Left in a wilderness, your thoughts would soon turn to food. For roughly 90 percent of the time that modern humans have existed, eating meant gathering wild plants and hunting or fishing for wild animals.

Gathering Plant Foods

Wild plants were gathered in baskets and bags. Those artifacts have rarely survived, so archaeologists rely heavily on the few examples from dry caves.

Many nuts, berries, and leafy greens can be eaten raw, but hard seeds must be ground between two stones to create a flour. Many hard seeds are worth the effort becaue of their high energy content. The simplest toolkit for seed grinding consists of a slab that sits on the ground and a smaller stone held in one hand or both hands. The next two photos show examples of these tools.

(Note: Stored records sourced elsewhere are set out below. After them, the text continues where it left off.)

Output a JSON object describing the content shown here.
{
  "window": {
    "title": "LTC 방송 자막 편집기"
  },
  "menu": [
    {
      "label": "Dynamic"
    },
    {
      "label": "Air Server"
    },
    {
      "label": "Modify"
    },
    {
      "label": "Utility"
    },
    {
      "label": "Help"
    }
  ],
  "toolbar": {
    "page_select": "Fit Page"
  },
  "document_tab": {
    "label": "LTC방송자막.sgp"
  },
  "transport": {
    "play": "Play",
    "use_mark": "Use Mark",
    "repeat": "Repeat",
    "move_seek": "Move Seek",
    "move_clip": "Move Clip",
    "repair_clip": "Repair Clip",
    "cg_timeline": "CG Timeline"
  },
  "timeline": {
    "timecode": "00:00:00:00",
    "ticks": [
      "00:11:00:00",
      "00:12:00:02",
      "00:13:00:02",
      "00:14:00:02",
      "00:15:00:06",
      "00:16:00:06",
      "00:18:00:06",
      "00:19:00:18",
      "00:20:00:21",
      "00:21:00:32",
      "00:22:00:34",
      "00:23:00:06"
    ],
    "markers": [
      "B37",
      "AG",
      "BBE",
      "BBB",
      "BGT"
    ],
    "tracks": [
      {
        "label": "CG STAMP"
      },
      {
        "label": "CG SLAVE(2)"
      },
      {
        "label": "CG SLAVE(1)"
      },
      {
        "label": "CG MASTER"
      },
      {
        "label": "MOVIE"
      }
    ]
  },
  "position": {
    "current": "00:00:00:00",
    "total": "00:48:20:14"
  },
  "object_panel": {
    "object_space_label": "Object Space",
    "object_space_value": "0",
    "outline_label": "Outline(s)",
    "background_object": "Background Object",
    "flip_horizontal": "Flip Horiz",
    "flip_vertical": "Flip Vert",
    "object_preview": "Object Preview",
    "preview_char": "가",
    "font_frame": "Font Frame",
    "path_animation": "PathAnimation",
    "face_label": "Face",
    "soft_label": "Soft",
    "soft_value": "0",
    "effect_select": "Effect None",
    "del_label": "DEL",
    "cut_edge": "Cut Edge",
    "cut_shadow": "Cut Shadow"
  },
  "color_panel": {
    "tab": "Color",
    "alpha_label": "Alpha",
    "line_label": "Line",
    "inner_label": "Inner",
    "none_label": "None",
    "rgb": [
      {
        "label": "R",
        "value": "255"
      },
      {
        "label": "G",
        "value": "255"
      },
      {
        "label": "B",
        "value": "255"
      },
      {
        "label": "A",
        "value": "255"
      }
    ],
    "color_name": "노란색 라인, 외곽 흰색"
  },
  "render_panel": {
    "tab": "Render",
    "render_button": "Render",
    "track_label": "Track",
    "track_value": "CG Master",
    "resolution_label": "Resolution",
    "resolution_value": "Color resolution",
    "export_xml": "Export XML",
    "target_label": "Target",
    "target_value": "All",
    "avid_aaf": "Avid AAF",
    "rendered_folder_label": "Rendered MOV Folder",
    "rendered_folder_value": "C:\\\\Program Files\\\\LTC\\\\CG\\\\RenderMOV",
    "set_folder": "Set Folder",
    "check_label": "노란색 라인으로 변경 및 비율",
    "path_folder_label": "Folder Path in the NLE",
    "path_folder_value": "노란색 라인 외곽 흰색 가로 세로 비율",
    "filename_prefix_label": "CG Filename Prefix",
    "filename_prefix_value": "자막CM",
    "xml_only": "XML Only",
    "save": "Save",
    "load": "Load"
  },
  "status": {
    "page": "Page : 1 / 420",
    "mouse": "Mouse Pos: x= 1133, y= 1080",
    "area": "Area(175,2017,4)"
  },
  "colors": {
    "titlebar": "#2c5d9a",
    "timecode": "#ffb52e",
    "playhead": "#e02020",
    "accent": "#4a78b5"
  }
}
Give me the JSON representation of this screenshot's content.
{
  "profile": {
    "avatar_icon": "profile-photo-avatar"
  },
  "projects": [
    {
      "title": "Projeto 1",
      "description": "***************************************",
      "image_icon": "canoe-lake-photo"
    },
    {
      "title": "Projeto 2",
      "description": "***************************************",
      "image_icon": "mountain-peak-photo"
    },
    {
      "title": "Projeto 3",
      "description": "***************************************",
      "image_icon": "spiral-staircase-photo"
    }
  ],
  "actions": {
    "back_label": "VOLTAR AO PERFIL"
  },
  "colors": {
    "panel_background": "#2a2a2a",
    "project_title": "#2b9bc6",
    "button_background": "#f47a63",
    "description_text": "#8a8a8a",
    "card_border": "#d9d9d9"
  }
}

In North America, the stone slab is called a "metate" (meh-tah-tee), based on an Aztec word. The surface of the slab has become smooth because of the many meals were prepared on it over time. The smaller stone is called a "mano" (mah-noh, the Spanish word for "hand"). It also shows smooth facets due to repeated grinding.


Hunting often involved tools with hard, sharp ends that remain intact today.

36.14.244 40.6.12 38.25.127

Flaked stone points like these could be made quickly by a skilled flintknapper, so they could be replaced when they broke. Although the people who made these points were not on the same continent, they chose very similar shapes for their points. This similarity of design was dictated by the common functional need: a sharp point that could be attached to a wood shaft.

43.3.23 harpoon head

In a coastal environment, where food came from the sea, a different type of weapon was used. The purpose of this harpoon head is similar to the spearpoints shown above, but it was intended to kill a different kind of prey.

38.25.1, .2, spear(?) points

Before smelting was invented, only some people had the chance to make metal points such as these two. The green color comes from native copper that has oxidized over time. Where native copper occurs naturally, it can be cold-hammered into a point. It can also be repaired if it is bent or broken. Once people developed smelting technology, they could make a greater variety of shapes.

All of the points on this page are long enough that they were probably used on the ends of spears thrown by hand, or with darts thrown with an atlatl. Eventually, most human groups turned to miniature spears propelled by force stored in bent wood—the bow and arrow. All three types of weapons (hand-thrown spears, atlatls and darts, and bows and arrows) can be fashioned by would-be survivors from materials found in most terrestrial environments.